Therefore, it is important to pour the plates as rapidly as possible. Pour the next plate and put it next to the first one. Incubate 3 hours in a shaking water bath or 4 hours in the incubator with occasional shaking by hand. Add the appropriate volume of distilled water to the bottle. The protocol has been optimized to fit into a 45- minute classroom session. When the temperature of the tap water reaches 55° C, the contents inside the bottle should be at a similar temperature.
Robin- 3 months is pushing it a bit. Alternatives that yield less than ideal results are: 1 growing bacteria to mid-log 3-4 hours of incubation and then placing them in the refrigerator until the next day, or 2 letting the bacteria incubate on the countertop over night and then placing them in an incubator for a hour or two before use. Proceed to the Recombinant Transformation Day 4 of the lab when your teacher instructs you to do so. Note: These plates are light sensitive. Spread the bacteria on the plate in a zig-zag pattern to obtain individual colonies as the concentration of bacteria on the transfer device becomes less.
Adjust water bath to 37°C. Had kind of the same problem once. Drying the plate is very important for storing the plates and growing colonies on them. Keywords: Antibiotics, Centrifugation, Cloning, Peptide synthesis, Phase transitions, transformation. Store the plates at 4°C A quick way to label your plates is to have a color code for each antibiotic and medium type you tend to use e.
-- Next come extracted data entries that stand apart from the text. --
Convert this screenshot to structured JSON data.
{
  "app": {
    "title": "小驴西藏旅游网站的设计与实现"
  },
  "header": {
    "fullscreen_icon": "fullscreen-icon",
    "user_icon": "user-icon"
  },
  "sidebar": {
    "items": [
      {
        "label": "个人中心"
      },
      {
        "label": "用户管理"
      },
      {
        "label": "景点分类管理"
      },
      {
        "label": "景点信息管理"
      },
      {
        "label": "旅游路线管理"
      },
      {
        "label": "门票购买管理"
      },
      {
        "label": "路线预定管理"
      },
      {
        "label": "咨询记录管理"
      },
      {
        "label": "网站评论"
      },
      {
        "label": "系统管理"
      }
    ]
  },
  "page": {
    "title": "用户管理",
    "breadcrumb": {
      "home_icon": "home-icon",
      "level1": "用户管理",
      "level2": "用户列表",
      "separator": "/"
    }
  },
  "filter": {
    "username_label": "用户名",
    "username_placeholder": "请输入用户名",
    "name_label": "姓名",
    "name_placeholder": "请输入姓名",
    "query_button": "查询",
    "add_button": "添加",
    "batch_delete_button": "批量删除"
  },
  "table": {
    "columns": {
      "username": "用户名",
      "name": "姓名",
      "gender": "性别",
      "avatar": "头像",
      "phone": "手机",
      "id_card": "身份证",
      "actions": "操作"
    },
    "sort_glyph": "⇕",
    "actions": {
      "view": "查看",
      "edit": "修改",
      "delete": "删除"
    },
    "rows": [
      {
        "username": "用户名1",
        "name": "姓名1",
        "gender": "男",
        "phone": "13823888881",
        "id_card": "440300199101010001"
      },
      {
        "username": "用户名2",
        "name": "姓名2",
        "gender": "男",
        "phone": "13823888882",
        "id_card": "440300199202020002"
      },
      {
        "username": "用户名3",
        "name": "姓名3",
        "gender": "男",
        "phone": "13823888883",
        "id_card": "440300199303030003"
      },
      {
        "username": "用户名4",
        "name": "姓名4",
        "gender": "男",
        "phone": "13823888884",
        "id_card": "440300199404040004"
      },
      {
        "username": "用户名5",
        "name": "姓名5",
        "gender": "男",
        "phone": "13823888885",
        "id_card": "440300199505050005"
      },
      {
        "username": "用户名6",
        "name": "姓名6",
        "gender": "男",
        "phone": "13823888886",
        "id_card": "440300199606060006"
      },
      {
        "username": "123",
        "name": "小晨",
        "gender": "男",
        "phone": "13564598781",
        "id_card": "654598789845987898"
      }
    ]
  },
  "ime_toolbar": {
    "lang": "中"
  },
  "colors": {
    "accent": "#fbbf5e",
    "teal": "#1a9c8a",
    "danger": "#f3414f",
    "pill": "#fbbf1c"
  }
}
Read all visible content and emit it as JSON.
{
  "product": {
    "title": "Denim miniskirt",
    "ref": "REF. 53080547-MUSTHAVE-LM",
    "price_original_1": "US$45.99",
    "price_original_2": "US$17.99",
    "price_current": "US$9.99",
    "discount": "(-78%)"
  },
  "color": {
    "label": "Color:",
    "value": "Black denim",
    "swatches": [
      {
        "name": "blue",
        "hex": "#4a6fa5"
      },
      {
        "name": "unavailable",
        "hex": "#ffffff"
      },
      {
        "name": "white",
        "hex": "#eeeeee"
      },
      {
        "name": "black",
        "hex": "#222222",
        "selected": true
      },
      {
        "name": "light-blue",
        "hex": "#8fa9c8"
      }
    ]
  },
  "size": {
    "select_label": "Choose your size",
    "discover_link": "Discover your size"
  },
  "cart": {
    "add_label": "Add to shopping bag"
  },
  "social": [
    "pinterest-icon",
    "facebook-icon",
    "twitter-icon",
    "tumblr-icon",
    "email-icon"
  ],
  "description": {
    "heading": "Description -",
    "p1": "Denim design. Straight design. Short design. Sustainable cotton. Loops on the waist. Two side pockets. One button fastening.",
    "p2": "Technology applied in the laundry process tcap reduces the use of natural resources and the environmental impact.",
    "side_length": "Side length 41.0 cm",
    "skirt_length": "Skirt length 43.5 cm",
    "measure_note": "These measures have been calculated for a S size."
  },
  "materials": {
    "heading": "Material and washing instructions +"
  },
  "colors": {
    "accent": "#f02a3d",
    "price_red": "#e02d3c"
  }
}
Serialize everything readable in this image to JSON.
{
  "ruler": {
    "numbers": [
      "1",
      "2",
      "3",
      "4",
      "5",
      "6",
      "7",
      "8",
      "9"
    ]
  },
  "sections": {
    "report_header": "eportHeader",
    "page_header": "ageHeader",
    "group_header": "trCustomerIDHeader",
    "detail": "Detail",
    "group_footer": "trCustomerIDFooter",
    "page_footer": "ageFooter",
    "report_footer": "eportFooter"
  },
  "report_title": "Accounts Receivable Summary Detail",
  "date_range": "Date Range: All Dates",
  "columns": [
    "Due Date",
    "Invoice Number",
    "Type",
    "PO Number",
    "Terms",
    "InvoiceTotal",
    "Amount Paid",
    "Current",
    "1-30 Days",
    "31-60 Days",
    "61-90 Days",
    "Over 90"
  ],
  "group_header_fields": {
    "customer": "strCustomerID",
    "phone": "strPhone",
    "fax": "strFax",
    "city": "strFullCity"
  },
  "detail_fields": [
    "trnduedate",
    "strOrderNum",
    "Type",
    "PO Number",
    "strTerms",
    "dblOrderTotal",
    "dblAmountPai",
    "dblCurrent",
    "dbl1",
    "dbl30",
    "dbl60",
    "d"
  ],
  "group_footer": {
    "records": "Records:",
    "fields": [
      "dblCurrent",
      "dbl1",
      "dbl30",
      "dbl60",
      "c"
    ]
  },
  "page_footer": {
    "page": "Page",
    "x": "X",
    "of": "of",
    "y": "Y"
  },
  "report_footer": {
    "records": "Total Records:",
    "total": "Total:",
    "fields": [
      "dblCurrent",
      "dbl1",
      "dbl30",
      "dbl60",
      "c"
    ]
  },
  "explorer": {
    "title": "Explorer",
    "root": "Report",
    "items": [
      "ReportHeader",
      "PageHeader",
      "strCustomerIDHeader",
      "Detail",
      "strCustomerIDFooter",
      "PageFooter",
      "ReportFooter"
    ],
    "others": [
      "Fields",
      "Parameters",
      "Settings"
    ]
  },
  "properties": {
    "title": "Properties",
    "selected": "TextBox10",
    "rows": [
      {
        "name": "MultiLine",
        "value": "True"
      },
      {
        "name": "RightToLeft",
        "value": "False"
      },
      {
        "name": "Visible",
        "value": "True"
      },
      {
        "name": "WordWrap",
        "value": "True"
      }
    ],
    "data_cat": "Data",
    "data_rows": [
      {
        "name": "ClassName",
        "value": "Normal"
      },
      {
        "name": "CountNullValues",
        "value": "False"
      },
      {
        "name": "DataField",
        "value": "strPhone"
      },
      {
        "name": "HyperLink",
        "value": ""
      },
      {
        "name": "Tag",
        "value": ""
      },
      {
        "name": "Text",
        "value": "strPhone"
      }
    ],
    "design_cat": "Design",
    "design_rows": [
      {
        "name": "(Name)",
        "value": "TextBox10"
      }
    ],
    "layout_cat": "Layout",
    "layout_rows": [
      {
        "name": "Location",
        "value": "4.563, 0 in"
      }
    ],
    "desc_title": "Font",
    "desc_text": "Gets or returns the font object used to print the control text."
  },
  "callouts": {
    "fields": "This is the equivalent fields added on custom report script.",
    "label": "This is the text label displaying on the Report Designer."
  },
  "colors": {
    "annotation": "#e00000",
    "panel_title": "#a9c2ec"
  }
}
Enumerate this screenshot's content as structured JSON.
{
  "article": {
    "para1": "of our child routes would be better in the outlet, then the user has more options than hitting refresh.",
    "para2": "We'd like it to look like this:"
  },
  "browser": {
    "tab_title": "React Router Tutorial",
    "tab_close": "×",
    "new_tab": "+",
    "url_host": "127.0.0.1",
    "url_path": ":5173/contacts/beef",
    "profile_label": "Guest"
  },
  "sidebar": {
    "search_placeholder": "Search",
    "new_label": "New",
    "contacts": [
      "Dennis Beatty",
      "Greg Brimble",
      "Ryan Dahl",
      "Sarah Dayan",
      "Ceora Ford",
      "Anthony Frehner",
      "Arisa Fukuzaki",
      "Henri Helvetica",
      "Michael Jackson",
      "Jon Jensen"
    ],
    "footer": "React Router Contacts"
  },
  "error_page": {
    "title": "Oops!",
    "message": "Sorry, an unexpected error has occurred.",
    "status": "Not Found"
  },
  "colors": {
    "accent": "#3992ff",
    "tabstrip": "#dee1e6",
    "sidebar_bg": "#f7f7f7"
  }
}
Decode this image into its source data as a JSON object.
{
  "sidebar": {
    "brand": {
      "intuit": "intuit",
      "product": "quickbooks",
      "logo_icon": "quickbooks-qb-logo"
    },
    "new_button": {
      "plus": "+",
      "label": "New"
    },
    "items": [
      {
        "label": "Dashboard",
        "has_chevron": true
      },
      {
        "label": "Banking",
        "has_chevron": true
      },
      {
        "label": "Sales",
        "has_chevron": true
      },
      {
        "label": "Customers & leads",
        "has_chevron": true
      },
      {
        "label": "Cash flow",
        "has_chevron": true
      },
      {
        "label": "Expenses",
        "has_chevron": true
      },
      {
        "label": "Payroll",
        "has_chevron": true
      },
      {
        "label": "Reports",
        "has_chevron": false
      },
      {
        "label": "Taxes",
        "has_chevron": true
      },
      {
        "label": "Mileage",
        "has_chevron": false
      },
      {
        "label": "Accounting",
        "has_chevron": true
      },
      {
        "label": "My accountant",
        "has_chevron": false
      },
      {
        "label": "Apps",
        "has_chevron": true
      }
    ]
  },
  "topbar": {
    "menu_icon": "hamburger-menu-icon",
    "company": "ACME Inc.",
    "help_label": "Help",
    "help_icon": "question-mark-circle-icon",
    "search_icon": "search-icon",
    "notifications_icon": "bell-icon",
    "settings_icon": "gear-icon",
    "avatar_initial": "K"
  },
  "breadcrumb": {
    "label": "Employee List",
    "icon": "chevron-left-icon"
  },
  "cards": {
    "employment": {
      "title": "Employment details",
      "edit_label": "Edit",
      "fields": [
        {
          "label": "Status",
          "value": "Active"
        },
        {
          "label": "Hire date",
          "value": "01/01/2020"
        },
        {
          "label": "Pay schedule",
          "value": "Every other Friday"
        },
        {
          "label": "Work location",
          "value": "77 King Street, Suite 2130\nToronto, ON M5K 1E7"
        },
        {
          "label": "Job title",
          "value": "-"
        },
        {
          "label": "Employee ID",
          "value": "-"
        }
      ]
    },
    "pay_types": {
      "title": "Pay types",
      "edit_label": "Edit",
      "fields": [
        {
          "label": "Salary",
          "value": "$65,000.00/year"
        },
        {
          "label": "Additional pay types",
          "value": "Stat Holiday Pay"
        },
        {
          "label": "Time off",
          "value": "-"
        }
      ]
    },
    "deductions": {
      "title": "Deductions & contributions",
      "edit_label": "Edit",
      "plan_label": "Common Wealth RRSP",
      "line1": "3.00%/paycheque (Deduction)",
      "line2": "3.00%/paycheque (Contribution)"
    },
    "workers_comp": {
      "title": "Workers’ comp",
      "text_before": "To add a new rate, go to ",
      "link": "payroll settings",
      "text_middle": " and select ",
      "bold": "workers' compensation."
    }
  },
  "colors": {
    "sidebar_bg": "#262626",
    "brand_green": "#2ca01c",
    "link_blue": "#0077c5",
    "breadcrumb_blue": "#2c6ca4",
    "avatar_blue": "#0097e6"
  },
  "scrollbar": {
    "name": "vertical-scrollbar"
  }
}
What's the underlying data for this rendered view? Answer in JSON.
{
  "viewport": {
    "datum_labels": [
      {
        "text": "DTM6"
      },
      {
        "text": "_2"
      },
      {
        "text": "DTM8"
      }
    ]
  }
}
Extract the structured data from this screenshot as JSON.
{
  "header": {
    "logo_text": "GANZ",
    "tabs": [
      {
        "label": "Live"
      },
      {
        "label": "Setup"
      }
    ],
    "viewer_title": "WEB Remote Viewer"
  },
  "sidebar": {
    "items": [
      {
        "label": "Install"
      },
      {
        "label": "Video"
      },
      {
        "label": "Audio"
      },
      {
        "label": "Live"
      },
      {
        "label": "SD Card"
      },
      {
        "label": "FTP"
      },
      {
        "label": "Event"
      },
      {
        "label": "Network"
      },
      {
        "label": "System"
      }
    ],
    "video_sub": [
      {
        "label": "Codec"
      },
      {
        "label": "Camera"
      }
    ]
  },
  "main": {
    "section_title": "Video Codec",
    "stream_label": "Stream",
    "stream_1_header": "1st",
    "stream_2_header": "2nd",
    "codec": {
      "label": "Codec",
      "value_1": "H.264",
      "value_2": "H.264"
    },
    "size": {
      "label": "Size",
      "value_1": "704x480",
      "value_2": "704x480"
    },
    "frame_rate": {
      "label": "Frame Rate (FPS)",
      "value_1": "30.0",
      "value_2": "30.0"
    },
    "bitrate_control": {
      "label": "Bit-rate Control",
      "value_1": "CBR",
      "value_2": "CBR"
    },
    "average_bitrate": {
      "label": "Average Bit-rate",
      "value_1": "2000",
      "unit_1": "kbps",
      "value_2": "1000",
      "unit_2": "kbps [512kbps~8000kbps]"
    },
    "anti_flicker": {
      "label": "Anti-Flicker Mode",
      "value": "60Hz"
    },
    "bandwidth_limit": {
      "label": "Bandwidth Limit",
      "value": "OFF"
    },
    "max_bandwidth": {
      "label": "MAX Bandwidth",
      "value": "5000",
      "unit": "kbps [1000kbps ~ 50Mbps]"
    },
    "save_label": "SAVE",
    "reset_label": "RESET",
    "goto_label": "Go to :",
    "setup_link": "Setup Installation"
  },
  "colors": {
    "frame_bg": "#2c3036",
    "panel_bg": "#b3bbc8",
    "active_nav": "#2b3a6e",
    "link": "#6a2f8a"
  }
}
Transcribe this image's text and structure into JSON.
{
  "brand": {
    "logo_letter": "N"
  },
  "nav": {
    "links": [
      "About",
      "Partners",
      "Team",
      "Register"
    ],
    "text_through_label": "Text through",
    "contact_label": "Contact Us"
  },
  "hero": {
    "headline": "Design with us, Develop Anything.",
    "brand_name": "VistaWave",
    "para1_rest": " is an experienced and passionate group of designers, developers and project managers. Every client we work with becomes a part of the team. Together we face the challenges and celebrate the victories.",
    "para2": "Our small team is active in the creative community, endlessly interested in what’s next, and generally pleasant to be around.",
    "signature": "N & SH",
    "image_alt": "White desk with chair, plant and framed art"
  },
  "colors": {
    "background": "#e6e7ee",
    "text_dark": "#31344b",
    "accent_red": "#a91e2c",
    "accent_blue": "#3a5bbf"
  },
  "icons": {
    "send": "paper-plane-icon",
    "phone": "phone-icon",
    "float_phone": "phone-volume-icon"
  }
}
Allow the plates to set. I am just sticking my inoculation loop into the liquid culture after sterilizing and cooling and then streaking one quadrant of the petri-dish. The clips should be opened into a 90° angle and the small loop of the clip bent straight. Probably It's Staphylococcus epidermidis or similar. Describe two practical medical or industrial applications of biotechnology other than creating antibiotic-resistant bacteria. Use the plates immediately or seal them. The pAmp digest yields fragments of 3755 base pairs bp and 784 bp, while the pKan digest yields fragments of 2332 bp and 1861 bp.
Ampicillin loses about 10% activity at 4 weeks. You can find useful information about the multitude of E. Finger flick tube to resuspend cells. Real Km transformants can be distinguished from false positives by seeing if they grow flat on the surface of the agar. If midiprep itself is giving a trouble, you could try sidestepping the kits altogether. The following supplies can be shared by groups of three students.
The plates can be kept refrigerated for a month. Make sure that you are not adding the drug to the agar when it is too hot. Place the required volume of distilled water in one or more glass bottles with caps. Also 12-16 hours is a reasonable time for e. Unused broth can be reboiled and stored in the refrigerator for future use. Those plates have been growing for about 10 hours now and I do not see any growth.
Ali Once I became accustomed to the correct volume of agar required in each plate, I now pour my plates in a stack — that is, I pick up my empty stack from the bottom lid, exposing the last base, pour, replace stack, grab next lid up, pour, replace stack… etc. Any details on what you mean by having trouble with getting plasmid? After the packets have cooled, they should be stored unopened at room temperature. The bottom of the dish should be covered with the agar. The product may be shipped up until its expiration date but is generally shipped 2-4 weeks before expiration. The discs are placed right on top of the agar and antibiotic then flows into the surrounding agar resulting in clear zones of inhibition. Adjust the volume of the solution to 1 liter with deionized H2O.
If they colonies are flat, they are not real transformants. With those assumptions in mind: 1. This is not an option if the plasmid needs to be sequenced though. However, many people are quite conservative and would not use antibiotics plates more than a month old. Imidazole For 1 Liter: 102.
Class periods do not have to be consecutive as long as solutions can be stored in the refrigerator or freezer. This allows space for rising bubbles while melting the agar in a microwave. But there are a few finer points that will kill your experiment, make a mess or just cause you inconvenience if you get them wrong. Thanks for contributing an answer to Biology Stack Exchange! One will be used for the fresh bacteria culture used to make mid-log suspension. We have noticed over the past few years that kanamycin is no longer as tight a drug resistance marker as it used to be. Resuspend the pelleted cell by vigorously vortexing the tube with your fingers.
I doubt anything less than 15 ml will cover a plate, though. Have you tried plating out a strain that you are sure is kanamycin sensitive onto some of your plates to see if you observe growth if there are no resistant colonies on the plate? With the caps loose, sterilize the solution by one of the methods described for the calcium chloride Step 3a, b, or c. It works well for many strains commonly used in cloning. . If they were made properly then yes, the double-resistant strains could survive on all the other plates. Place the tube directly back on ice for 1 minute.